= Perfidious Albion (magazine) =

Boardgame and wargame magazine

Perfidious Albion was a British board game and wargame magazine, published and edited by Charles Vasey and Geoff Barnard.

==History==
In the early 1970s, Charles Vasey, a chartered accountant and wargames hobbyist, began to write reviews of the games that he played for small games magazines such as Military Modelling and Strategy & Tactics. Vasey and his acquaintance Geoff Barnard came to believe that other reviews being published at the time were either too deferential to the major game publishers such as SPI, or were written for game designers and publishers, not for the consumers who were buying the games. When the 1975 publication of the popular wargame Tobruk by Avalon Hill resulted in more shallow reviews, Barnard convinced Vasey that they should create a zine dedicated to in-depth, objective and critical reviews of wargames.

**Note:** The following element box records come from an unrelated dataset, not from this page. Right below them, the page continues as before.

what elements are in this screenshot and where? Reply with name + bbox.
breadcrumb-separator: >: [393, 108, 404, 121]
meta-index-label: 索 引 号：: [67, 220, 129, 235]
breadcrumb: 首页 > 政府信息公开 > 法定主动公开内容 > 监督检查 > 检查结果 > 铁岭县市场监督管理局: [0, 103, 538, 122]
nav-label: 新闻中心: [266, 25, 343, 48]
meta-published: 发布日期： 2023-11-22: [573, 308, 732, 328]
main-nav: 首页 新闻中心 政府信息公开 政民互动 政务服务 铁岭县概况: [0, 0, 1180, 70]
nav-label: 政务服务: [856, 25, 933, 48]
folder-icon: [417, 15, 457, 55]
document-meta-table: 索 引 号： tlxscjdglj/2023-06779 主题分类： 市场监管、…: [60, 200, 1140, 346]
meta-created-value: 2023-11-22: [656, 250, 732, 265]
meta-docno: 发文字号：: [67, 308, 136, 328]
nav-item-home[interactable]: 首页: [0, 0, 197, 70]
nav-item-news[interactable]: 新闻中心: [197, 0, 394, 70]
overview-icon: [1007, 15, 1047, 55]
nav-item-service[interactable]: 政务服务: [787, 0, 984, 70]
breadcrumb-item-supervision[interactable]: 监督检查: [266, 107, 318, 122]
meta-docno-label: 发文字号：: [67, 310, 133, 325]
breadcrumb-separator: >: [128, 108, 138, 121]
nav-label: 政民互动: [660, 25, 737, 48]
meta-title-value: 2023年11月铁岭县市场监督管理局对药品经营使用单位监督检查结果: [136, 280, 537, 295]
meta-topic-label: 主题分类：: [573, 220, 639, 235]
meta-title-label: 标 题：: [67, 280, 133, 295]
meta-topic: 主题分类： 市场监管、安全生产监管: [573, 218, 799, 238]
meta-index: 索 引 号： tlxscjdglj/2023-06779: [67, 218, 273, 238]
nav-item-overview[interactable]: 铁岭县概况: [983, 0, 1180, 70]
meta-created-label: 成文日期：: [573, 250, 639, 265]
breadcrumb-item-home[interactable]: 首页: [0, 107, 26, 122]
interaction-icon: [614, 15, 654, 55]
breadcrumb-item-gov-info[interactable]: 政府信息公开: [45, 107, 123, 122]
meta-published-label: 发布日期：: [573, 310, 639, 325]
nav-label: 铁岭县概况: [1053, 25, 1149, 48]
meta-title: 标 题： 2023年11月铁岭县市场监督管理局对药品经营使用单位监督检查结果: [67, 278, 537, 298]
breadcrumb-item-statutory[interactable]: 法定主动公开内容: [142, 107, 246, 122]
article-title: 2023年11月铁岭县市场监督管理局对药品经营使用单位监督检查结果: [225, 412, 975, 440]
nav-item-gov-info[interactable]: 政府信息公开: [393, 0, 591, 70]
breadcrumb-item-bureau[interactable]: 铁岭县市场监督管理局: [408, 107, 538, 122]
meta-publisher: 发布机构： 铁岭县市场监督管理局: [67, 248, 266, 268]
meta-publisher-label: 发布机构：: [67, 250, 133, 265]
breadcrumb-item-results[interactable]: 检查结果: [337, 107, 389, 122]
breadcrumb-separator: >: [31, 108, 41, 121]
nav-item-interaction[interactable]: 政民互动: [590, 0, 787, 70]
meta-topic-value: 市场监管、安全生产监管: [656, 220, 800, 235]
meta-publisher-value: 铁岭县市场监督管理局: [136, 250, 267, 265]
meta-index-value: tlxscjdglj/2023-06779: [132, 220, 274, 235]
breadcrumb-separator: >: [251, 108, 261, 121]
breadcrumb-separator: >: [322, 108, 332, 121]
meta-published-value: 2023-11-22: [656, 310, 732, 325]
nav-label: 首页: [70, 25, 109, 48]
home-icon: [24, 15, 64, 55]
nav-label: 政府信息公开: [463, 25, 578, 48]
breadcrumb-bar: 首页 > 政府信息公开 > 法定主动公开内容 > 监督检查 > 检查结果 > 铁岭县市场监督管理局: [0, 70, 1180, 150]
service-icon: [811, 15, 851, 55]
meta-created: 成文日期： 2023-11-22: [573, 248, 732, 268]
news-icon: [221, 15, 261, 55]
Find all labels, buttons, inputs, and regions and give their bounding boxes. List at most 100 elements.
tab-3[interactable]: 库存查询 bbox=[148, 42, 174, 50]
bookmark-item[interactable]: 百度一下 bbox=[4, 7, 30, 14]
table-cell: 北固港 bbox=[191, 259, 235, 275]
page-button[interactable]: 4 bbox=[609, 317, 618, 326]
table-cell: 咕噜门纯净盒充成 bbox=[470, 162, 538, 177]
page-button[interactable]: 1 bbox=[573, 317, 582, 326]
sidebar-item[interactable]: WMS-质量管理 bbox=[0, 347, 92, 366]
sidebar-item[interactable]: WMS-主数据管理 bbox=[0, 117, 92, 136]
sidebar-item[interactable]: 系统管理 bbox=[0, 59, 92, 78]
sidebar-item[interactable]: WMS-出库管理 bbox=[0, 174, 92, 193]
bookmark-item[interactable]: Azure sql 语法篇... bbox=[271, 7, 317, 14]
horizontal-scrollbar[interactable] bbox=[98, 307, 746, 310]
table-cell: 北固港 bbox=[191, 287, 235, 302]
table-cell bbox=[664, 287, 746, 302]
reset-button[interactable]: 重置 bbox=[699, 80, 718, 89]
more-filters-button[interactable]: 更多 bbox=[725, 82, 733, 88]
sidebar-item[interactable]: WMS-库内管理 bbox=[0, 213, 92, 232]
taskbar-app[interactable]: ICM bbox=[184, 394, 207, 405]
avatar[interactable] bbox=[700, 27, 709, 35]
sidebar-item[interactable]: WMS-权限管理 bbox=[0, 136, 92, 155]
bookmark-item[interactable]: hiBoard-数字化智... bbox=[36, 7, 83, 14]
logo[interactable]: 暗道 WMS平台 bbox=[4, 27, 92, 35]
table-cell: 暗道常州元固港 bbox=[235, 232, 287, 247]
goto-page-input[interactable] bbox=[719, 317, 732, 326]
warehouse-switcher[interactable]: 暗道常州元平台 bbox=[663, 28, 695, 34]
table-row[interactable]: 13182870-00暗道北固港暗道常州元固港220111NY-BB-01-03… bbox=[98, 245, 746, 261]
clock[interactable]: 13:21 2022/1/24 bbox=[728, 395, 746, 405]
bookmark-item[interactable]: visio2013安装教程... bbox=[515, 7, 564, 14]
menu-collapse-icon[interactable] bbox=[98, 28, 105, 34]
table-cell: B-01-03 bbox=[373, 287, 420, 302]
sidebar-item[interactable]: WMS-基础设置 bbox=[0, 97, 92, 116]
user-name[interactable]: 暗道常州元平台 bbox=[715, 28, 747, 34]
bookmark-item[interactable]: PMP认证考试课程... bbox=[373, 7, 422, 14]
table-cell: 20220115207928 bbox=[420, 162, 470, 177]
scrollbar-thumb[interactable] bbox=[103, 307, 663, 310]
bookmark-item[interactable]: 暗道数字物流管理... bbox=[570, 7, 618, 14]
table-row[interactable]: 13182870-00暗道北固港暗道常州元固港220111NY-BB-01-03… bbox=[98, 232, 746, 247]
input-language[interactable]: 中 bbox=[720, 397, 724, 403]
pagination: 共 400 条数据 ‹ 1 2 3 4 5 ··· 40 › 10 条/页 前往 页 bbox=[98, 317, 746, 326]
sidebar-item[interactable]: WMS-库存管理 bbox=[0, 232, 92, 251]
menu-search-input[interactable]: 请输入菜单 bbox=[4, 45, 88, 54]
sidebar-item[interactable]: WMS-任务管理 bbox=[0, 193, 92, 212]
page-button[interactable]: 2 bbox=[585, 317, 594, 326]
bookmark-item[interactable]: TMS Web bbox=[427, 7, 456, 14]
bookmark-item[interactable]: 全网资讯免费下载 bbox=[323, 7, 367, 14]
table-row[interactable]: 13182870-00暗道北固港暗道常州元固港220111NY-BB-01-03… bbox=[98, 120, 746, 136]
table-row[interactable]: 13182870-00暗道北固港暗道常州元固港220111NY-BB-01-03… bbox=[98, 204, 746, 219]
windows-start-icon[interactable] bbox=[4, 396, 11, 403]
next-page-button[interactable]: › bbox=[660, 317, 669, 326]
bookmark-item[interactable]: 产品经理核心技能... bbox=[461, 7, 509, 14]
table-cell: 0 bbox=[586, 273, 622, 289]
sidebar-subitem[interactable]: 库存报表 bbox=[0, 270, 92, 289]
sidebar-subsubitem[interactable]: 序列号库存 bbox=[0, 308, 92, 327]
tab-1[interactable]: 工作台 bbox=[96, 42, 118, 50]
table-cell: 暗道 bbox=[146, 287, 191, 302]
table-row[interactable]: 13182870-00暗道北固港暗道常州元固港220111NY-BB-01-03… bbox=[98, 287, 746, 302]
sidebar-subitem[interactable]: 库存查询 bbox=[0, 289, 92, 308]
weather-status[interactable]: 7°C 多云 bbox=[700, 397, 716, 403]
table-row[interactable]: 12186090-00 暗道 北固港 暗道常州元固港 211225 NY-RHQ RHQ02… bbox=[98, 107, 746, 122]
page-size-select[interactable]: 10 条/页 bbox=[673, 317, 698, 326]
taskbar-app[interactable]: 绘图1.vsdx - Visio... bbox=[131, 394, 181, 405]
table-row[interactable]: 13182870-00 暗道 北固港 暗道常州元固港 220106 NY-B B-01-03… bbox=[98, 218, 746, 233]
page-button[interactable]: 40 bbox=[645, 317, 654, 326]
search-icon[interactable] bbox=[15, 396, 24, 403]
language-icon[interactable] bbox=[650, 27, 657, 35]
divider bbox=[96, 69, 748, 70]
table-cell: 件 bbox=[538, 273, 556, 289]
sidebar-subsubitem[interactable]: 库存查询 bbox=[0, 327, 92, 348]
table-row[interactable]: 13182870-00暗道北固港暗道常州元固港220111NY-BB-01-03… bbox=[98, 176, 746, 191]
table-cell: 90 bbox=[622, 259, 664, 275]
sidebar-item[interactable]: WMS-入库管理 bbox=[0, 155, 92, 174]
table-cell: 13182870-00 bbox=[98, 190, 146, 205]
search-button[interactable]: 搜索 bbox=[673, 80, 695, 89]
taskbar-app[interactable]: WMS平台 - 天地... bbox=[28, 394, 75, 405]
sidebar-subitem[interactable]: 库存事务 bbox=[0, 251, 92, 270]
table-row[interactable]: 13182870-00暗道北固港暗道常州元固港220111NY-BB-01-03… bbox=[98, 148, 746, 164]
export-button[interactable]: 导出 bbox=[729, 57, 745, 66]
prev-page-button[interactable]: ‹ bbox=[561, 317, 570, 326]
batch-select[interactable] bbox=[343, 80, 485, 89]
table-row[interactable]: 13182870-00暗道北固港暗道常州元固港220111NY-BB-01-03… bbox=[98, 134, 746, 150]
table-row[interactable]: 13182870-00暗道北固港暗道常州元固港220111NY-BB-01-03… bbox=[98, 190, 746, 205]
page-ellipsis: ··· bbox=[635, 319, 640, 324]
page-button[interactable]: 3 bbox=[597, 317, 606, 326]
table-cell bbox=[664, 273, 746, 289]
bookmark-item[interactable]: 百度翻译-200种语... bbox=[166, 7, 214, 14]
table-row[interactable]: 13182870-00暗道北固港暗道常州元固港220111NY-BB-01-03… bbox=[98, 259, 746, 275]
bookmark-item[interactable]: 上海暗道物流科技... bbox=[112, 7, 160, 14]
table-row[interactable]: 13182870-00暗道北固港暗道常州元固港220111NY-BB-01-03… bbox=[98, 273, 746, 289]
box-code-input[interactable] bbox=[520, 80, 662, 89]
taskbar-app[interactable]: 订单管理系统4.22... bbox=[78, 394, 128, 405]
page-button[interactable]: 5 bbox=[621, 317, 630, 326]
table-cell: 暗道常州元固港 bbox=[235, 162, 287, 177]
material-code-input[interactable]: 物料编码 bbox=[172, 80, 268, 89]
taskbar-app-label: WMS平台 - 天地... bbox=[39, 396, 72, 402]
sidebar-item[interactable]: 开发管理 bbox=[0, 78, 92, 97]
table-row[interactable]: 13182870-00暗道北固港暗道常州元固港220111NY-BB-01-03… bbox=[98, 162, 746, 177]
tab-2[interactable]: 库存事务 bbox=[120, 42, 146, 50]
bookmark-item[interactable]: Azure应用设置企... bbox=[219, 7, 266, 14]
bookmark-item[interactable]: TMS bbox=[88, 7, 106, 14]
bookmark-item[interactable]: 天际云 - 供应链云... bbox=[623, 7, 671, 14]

The result was Perfidious Albion, a small self-published zine focussed on miniatures and board wargames. It was intermittent in frequency of publication and irregular in size. At the height of its popularity, Vasey said that it had a circulation of about 500.

==Awards==
- At the 1979 Origins Awards, Perfidious Albion was awarded the 1978 Charles S. Roberts Award as "Best Amateur Wargame Magazine".
- At the 1980 Origins Awards, Perfidious Albion was awarded the 1979 Charles S. Roberts Award as "Best Amateur Wargame Magazine".